The first principle of the gospel is faith in the Lord Jesus Christ. Elder Eyring has taught that faith "is not simply to know God could do something," rather "faith is to know He will." Knowing God will do something will change our behavior.
Consider how knowledge of what God would do changed the behavior of Enos.
As is often the case, Enos felt compelled to apply to gospel to his life because of some sort of realization of his own weaknesses. He wrote, "And my soul hungered; and I kneeled down before my Maker, and I cried unto him in mighty prayer and supplication for mine own soul; and all the day long did I cry unto him; yea, and when the night came I did still raise my voice high that it reached the heavens" (Enos 1:4).
Enos was motivated to pray through the day and night by his knowledge that God not only could, but would forgive him. This is confirmed by two statements, the first by Enos and the second by the Lord.
After being told he was forgiven, Enos, "knew that God could not lie; wherefore, my guilt was swept away."
Then, in response to Enos' inquiry, the Lord confirmed that forgiveness was possible for Enos "because of thy faith in Christ, whom thou has never before heard nor seen... wherefore, go to, thy faith hath made thee whole."
What would have happened if Enos did not believe God would forgive him? He was the grandson of Lehi, a nephew to Nephi and the son of Jacob-- surely he would have known the doctrine that God could do it. What if he'd have wavered in his belief that God would do it? Would he have prayed as long? Would he have obtained forgiveness? Would there even be an experience worth recording?

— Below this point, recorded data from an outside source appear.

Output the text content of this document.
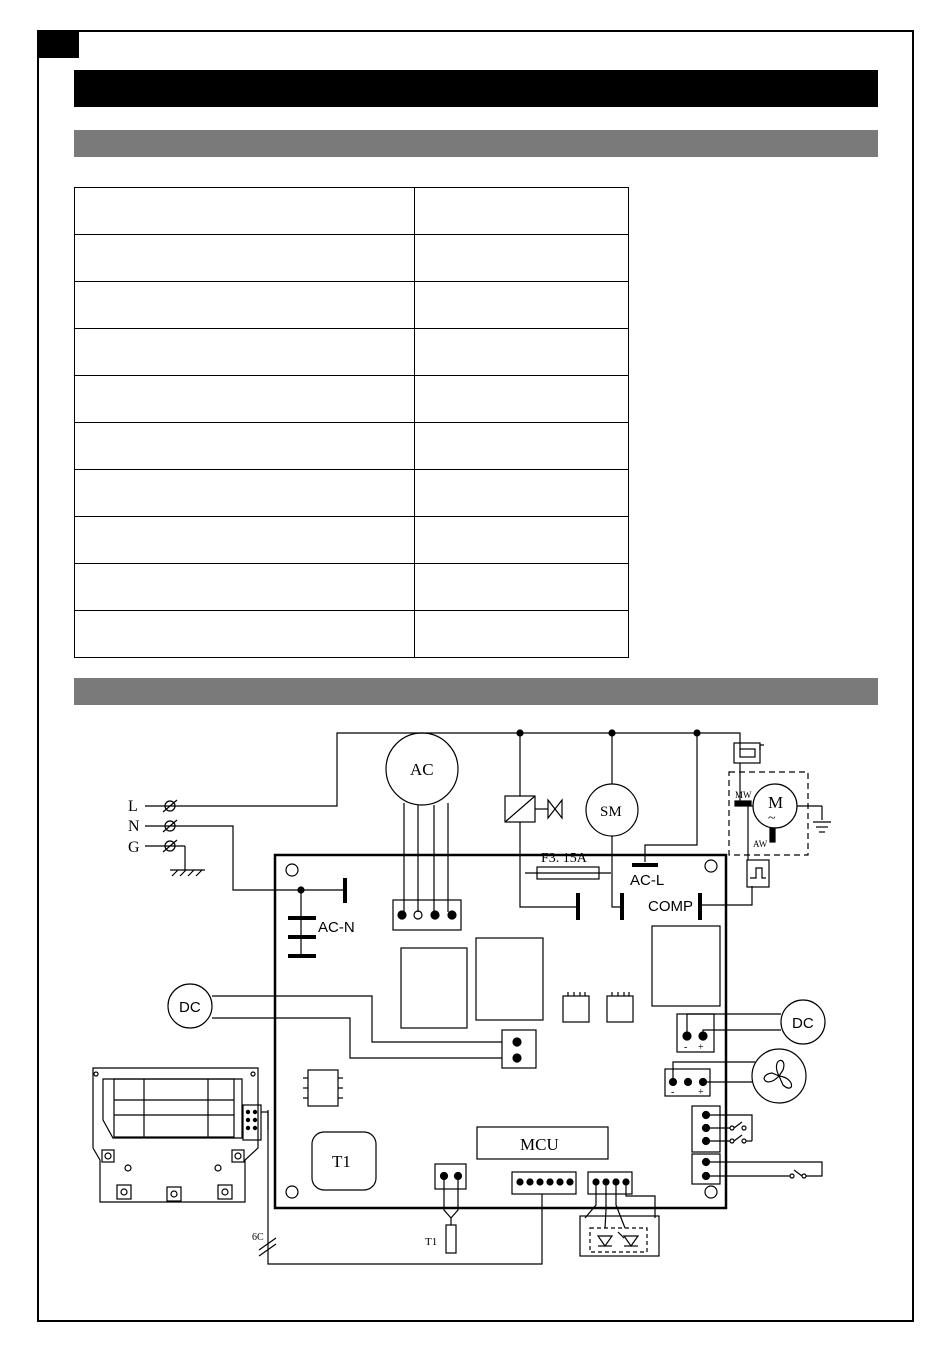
L
N
G
AC-N
AC
SM
F3. 15A
AC-L
COMP
M
~
MW
AW
T1
MCU
DC
DC
- +
- +
T1
6C
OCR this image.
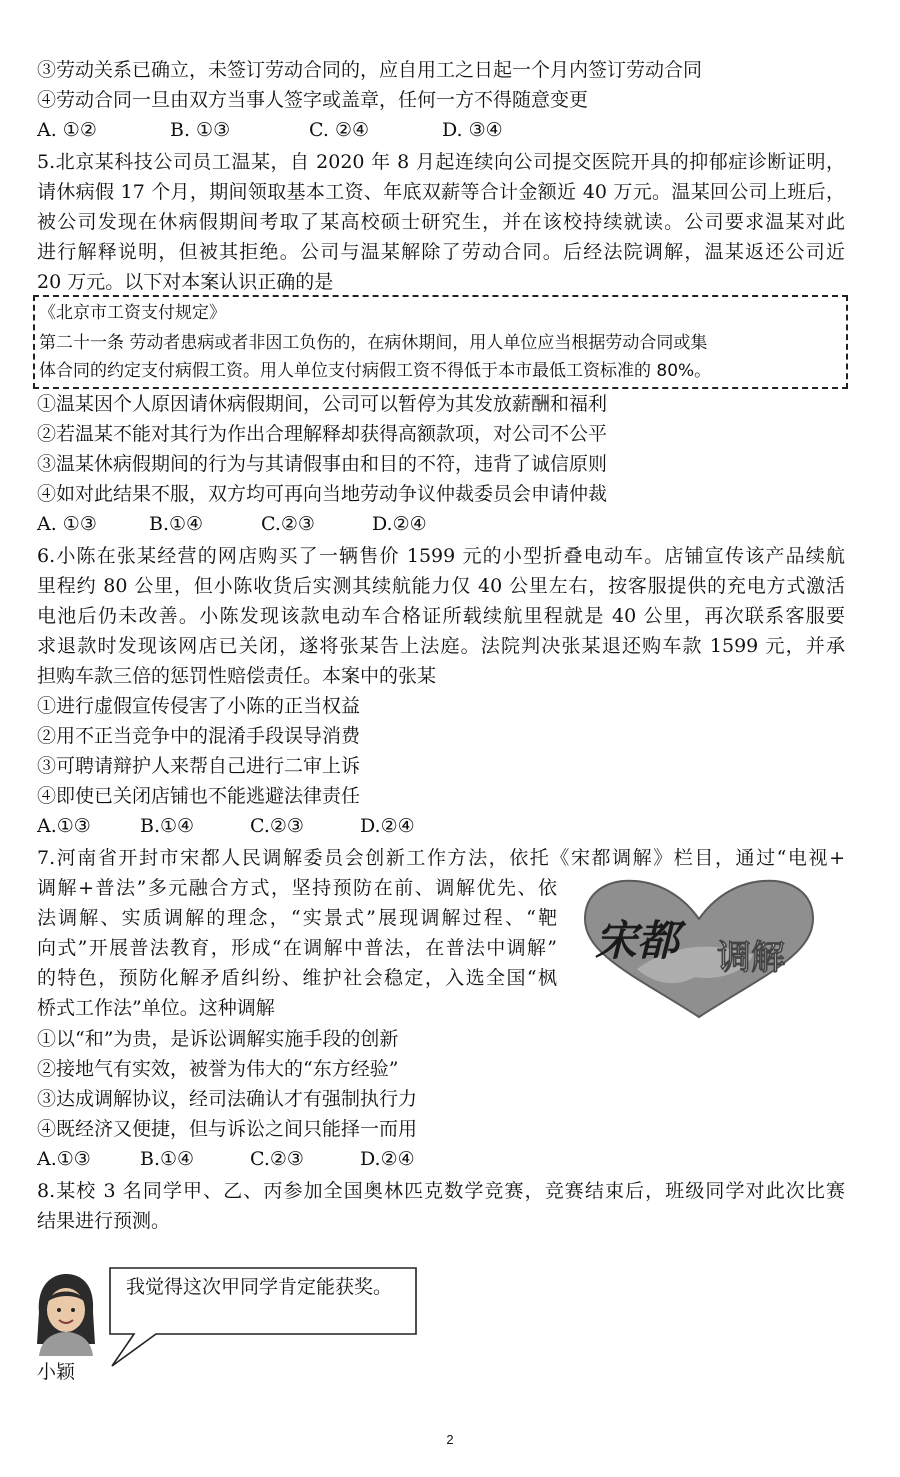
③劳动关系已确立，未签订劳动合同的，应自用工之日起一个月内签订劳动合同

④劳动合同一旦由双方当事人签字或盖章，任何一方不得随意变更

A. ①②	B. ①③	C. ②④	D. ③④

5.北京某科技公司员工温某，自 2020 年 8 月起连续向公司提交医院开具的抑郁症诊断证明，

请休病假 17 个月，期间领取基本工资、年底双薪等合计金额近 40 万元。温某回公司上班后，

被公司发现在休病假期间考取了某高校硕士研究生，并在该校持续就读。公司要求温某对此

进行解释说明，但被其拒绝。公司与温某解除了劳动合同。后经法院调解，温某返还公司近

20 万元。以下对本案认识正确的是

《北京市工资支付规定》
第二十一条 劳动者患病或者非因工负伤的，在病休期间，用人单位应当根据劳动合同或集
体合同的约定支付病假工资。用人单位支付病假工资不得低于本市最低工资标准的 80%。

①温某因个人原因请休病假期间，公司可以暂停为其发放薪酬和福利

②若温某不能对其行为作出合理解释却获得高额款项，对公司不公平

③温某休病假期间的行为与其请假事由和目的不符，违背了诚信原则

④如对此结果不服，双方均可再向当地劳动争议仲裁委员会申请仲裁

A. ①③	B.①④	C.②③	D.②④

6.小陈在张某经营的网店购买了一辆售价 1599 元的小型折叠电动车。店铺宣传该产品续航

里程约 80 公里，但小陈收货后实测其续航能力仅 40 公里左右，按客服提供的充电方式激活

电池后仍未改善。小陈发现该款电动车合格证所载续航里程就是 40 公里，再次联系客服要

求退款时发现该网店已关闭，遂将张某告上法庭。法院判决张某退还购车款 1599 元，并承

担购车款三倍的惩罚性赔偿责任。本案中的张某

①进行虚假宣传侵害了小陈的正当权益

②用不正当竞争中的混淆手段误导消费

③可聘请辩护人来帮自己进行二审上诉

④即使已关闭店铺也不能逃避法律责任

A.①③	B.①④	C.②③	D.②④

7.河南省开封市宋都人民调解委员会创新工作方法，依托《宋都调解》栏目，通过“电视+

调解+普法”多元融合方式，坚持预防在前、调解优先、依

法调解、实质调解的理念，“实景式”展现调解过程、“靶

向式”开展普法教育，形成“在调解中普法，在普法中调解”

的特色，预防化解矛盾纠纷、维护社会稳定，入选全国“枫

桥式工作法”单位。这种调解

宋都 调解

①以“和”为贵，是诉讼调解实施手段的创新

②接地气有实效，被誉为伟大的“东方经验”

③达成调解协议，经司法确认才有强制执行力

④既经济又便捷，但与诉讼之间只能择一而用

A.①③	B.①④	C.②③	D.②④

8.某校 3 名同学甲、乙、丙参加全国奥林匹克数学竞赛，竞赛结束后，班级同学对此次比赛

结果进行预测。

我觉得这次甲同学肯定能获奖。
小颖
2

Thankfully, Enos did know and God forgave Enos. This confirmation of the faith of Enos expanded his faith further, until Enos' faith "began to be unshaken in the Lord." Enos knew without doubt that God would do all that He had promised through scripture that He could. In the vernacular of Stephen Robinson, Enos not only believed in Christ, Enos believed Christ-- he believed Christ was who He said He was and would do all that He said He would do.
Consider a second example of Enos' faith, how knowing God would act changed his behavior and the result brought by Enos' faith.

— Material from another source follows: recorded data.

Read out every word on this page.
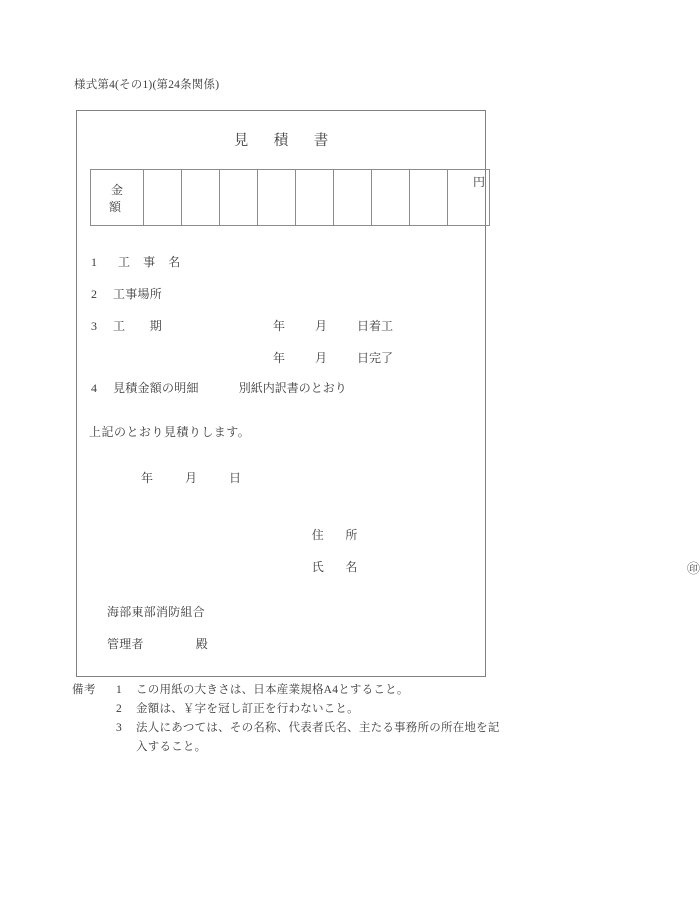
様式第4(その1)(第24条関係)
見　積　書
金　額									円
1 工 事 名
2 工事場所
3 工　　期	年	月	日着工
年	月	日完了
4 見積金額の明細	別紙内訳書のとおり
上記のとおり見積りします。
年	月	日
住　所
氏　名	㊞
海部東部消防組合
管理者	殿
備考	1 この用紙の大きさは、日本産業規格A4とすること。
2 金額は、￥字を冠し訂正を行わないこと。
3 法人にあつては、その名称、代表者氏名、主たる事務所の所在地を記
入すること。
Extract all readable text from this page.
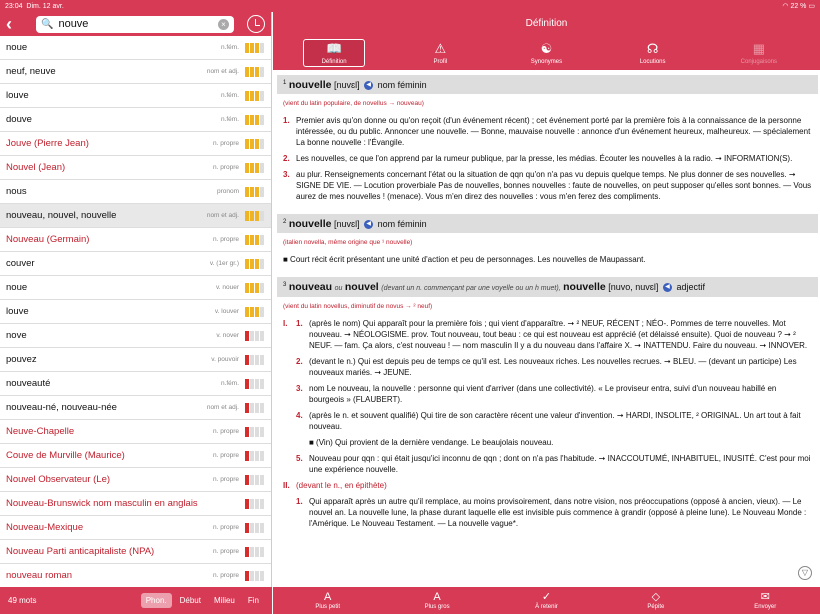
23:04
Dim. 12 avr.	◠
22 %
▭
‹	🔍 nouve	×
noue	n.fém.
neuf, neuve	nom et adj.
louve	n.fém.
douve	n.fém.
Jouve (Pierre Jean)	n. propre
Nouvel (Jean)	n. propre
nous	pronom
nouveau, nouvel, nouvelle	nom et adj.
Nouveau (Germain)	n. propre
couver	v. (1er gr.)
noue	v. nouer
louve	v. louver
nove	v. nover
pouvez	v. pouvoir
nouveauté	n.fém.
nouveau-né, nouveau-née	nom et adj.
Neuve-Chapelle	n. propre
Couve de Murville (Maurice)	n. propre
Nouvel Observateur (Le)	n. propre
Nouveau-Brunswick nom masculin en anglais
Nouveau-Mexique	n. propre
Nouveau Parti anticapitaliste (NPA)	n. propre
nouveau roman	n. propre
49 mots	Phon.	Début	Milieu	Fin
Définition
📖
Définition
⚠
Profil
☯
Synonymes
☊
Locutions
▦
Conjugaisons
$^1$ nouvelle [nuvɛl] ◀ nom féminin
(vient du latin populaire, de novellus → nouveau)
1. Premier avis qu'on donne ou qu'on reçoit (d'un événement récent) ; cet événement porté par la première fois à la connaissance de la personne intéressée, ou du public. Annoncer une nouvelle. — Bonne, mauvaise nouvelle : annonce d'un événement heureux, malheureux. — spécialement La bonne nouvelle : l'Évangile.
2. Les nouvelles, ce que l'on apprend par la rumeur publique, par la presse, les médias. Écouter les nouvelles à la radio. ➞ INFORMATION(S).
3. au plur. Renseignements concernant l'état ou la situation de qqn qu'on n'a pas vu depuis quelque temps. Ne plus donner de ses nouvelles. ➞ SIGNE DE VIE. — Locution proverbiale Pas de nouvelles, bonnes nouvelles : faute de nouvelles, on peut supposer qu'elles sont bonnes. — Vous aurez de mes nouvelles ! (menace). Vous m'en direz des nouvelles : vous m'en ferez des compliments.
$^2$ nouvelle [nuvɛl] ◀ nom féminin
(italien novella, même origine que ¹ nouvelle)
■ Court récit écrit présentant une unité d'action et peu de personnages. Les nouvelles de Maupassant.
$^3$ nouveau ou nouvel (devant un n. commençant par une voyelle ou un h muet), nouvelle [nuvo, nuvɛl] ◀ adjectif
(vient du latin novellus, diminutif de novus → ² neuf)
I.	1. (après le nom) Qui apparaît pour la première fois ; qui vient d'apparaître. ➞ ² NEUF, RÉCENT ; NÉO-. Pommes de terre nouvelles. Mot nouveau. ➞ NÉOLOGISME. prov. Tout nouveau, tout beau : ce qui est nouveau est apprécié (et délaissé ensuite). Quoi de nouveau ? ➞ ² NEUF. — fam. Ça alors, c'est nouveau ! — nom masculin Il y a du nouveau dans l'affaire X. ➞ INATTENDU. Faire du nouveau. ➞ INNOVER.
2. (devant le n.) Qui est depuis peu de temps ce qu'il est. Les nouveaux riches. Les nouvelles recrues. ➞ BLEU. — (devant un participe) Les nouveaux mariés. ➞ JEUNE.
3. nom Le nouveau, la nouvelle : personne qui vient d'arriver (dans une collectivité). « Le proviseur entra, suivi d'un nouveau habillé en bourgeois » (FLAUBERT).
4. (après le n. et souvent qualifié) Qui tire de son caractère récent une valeur d'invention. ➞ HARDI, INSOLITE, ² ORIGINAL. Un art tout à fait nouveau.
■ (Vin) Qui provient de la dernière vendange. Le beaujolais nouveau.
5. Nouveau pour qqn : qui était jusqu'ici inconnu de qqn ; dont on n'a pas l'habitude. ➞ INACCOUTUMÉ, INHABITUEL, INUSITÉ. C'est pour moi une expérience nouvelle.
II. (devant le n., en épithète)
1. Qui apparaît après un autre qu'il remplace, au moins provisoirement, dans notre vision, nos préoccupations (opposé à ancien, vieux). — Le nouvel an. La nouvelle lune, la phase durant laquelle elle est invisible puis commence à grandir (opposé à pleine lune). Le Nouveau Monde : l'Amérique. Le Nouveau Testament. — La nouvelle vague*.
▽
A
Plus petit
A
Plus gros
✓
À retenir
◇
Pépite
✉
Envoyer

Wherefore, I knowing that the Lord God was able to preserve our records, I cried unto him continually, for he had said unto me: Whatsoever thing ye shall ask in faith, believing that ye shall receive in the name of Christ, ye shall receive it.
And I had faith, and I did cry unto God that he would preserve the records; and he covenanted with me that he would bring them forth unto the Lamanites in his own due time.

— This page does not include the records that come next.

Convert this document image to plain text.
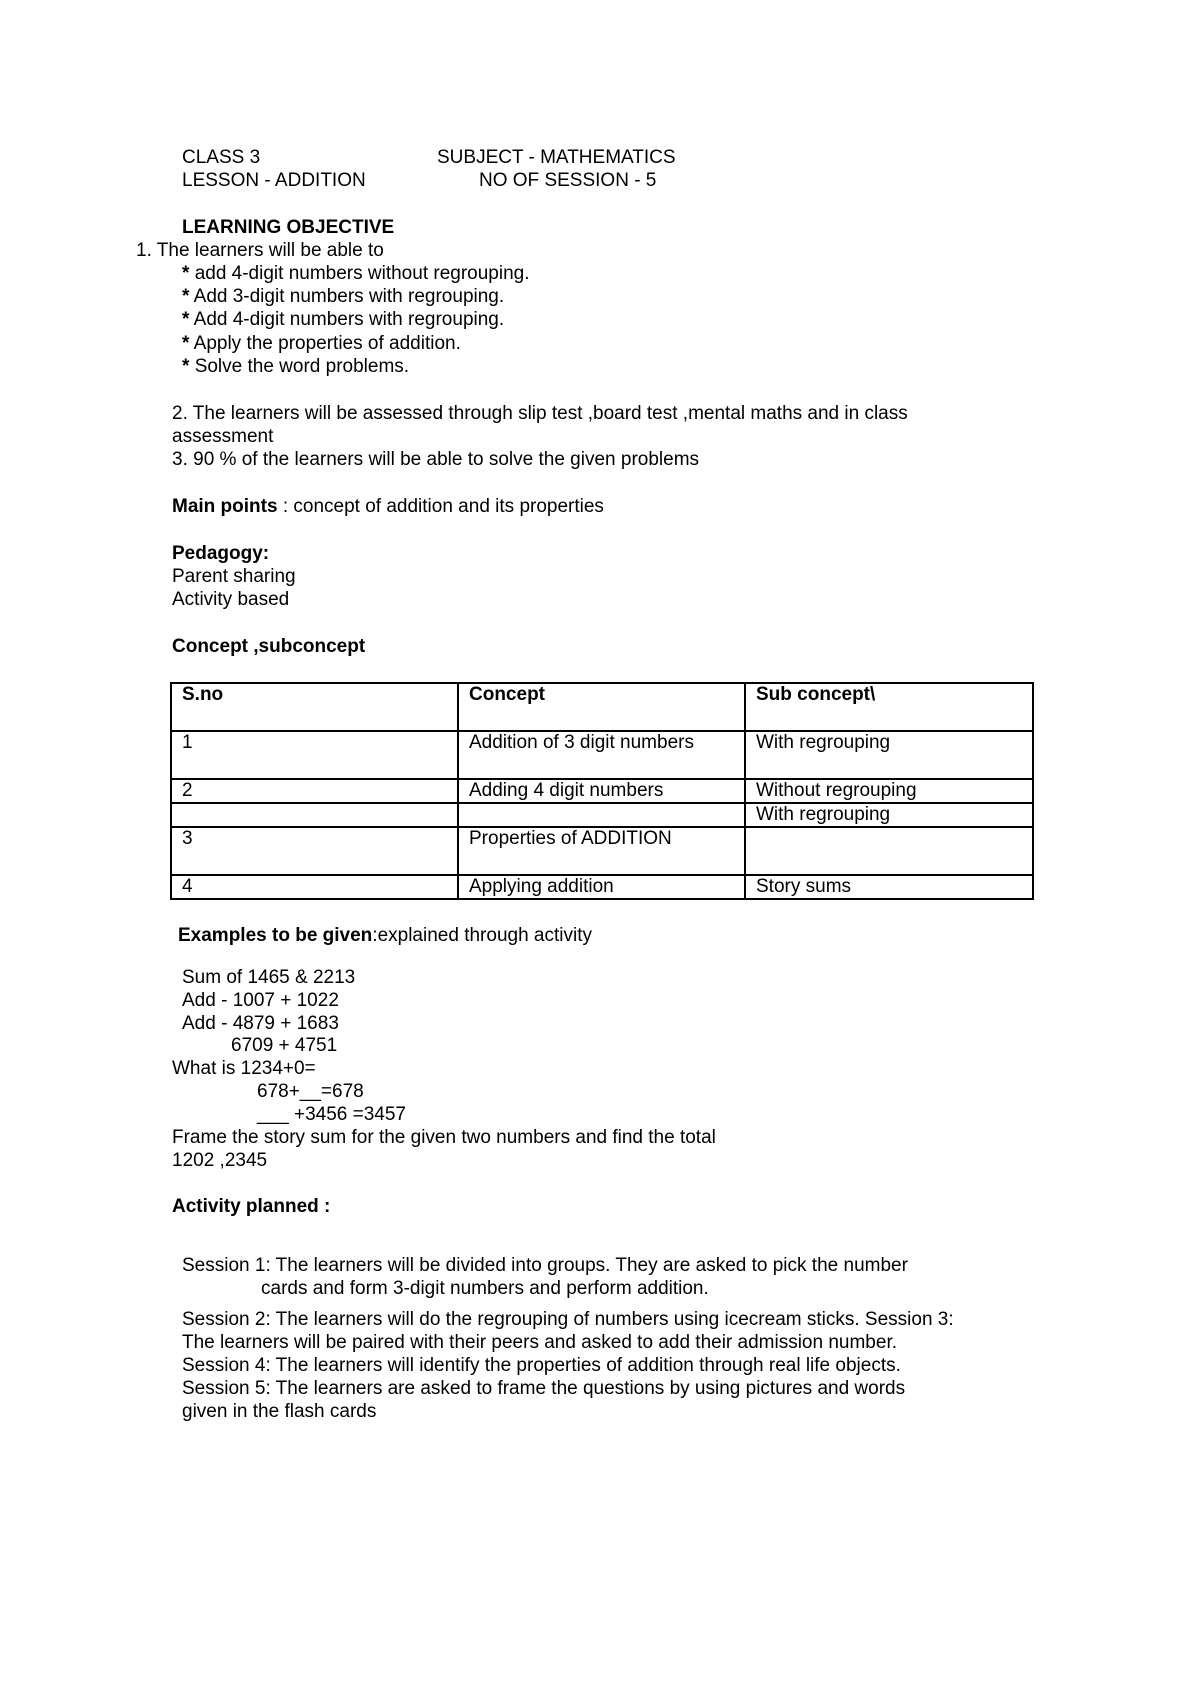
CLASS 3	SUBJECT - MATHEMATICS
LESSON - ADDITION	NO OF SESSION - 5
LEARNING OBJECTIVE
1. The learners will be able to
* add 4-digit numbers without regrouping.
* Add 3-digit numbers with regrouping.
* Add 4-digit numbers with regrouping.
* Apply the properties of addition.
* Solve the word problems.
2. The learners will be assessed through slip test ,board test ,mental maths and in class
assessment
3. 90 % of the learners will be able to solve the given problems
Main points : concept of addition and its properties
Pedagogy:
Parent sharing
Activity based
Concept ,subconcept
S.no	Concept	Sub concept\
1	Addition of 3 digit numbers	With regrouping
2	Adding 4 digit numbers	Without regrouping
		With regrouping
3	Properties of ADDITION	
4	Applying addition	Story sums
Examples to be given:explained through activity
Sum of 1465 & 2213
Add - 1007 + 1022
Add - 4879 + 1683
6709 + 4751
What is 1234+0=
678+__=678
___ +3456 =3457
Frame the story sum for the given two numbers and find the total
1202 ,2345
Activity planned :
Session 1: The learners will be divided into groups. They are asked to pick the number
cards and form 3-digit numbers and perform addition.
Session 2: The learners will do the regrouping of numbers using icecream sticks. Session 3:
The learners will be paired with their peers and asked to add their admission number.
Session 4: The learners will identify the properties of addition through real life objects.
Session 5: The learners are asked to frame the questions by using pictures and words
given in the flash cards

And I, Enos, knew it would be according to the covenant which he had made; wherefore my soul did rest. (Enos 1:15-17)
What do you know God will do in your own life? Certainly He will grant repentance when it is sought diligently. God will keep His promises. God will bless your life for good, leading you on the best path and protecting you from the devil's snares. These and many other blessings are promised to us in the scriptures and through the ordinances and covenants in which we participate.
As Enos, knowing God will do these things should change our behavior. We should walk through each day confident the Lord is guiding us. We have every reason to be optimistic. Of course we should study and pray and repent and change, for the Lord will richly bless us in our efforts to improve and draw near to Him. This changed behavior, based upon the knowledge of what God will do, is true faith.
God is prepared to bless you and I with the things we desire. He will. Let us have the faith to act upon that knowledge, to move forward with trust in Him. As we do so, He will work miracles because of our true faith, just as He did for Enos.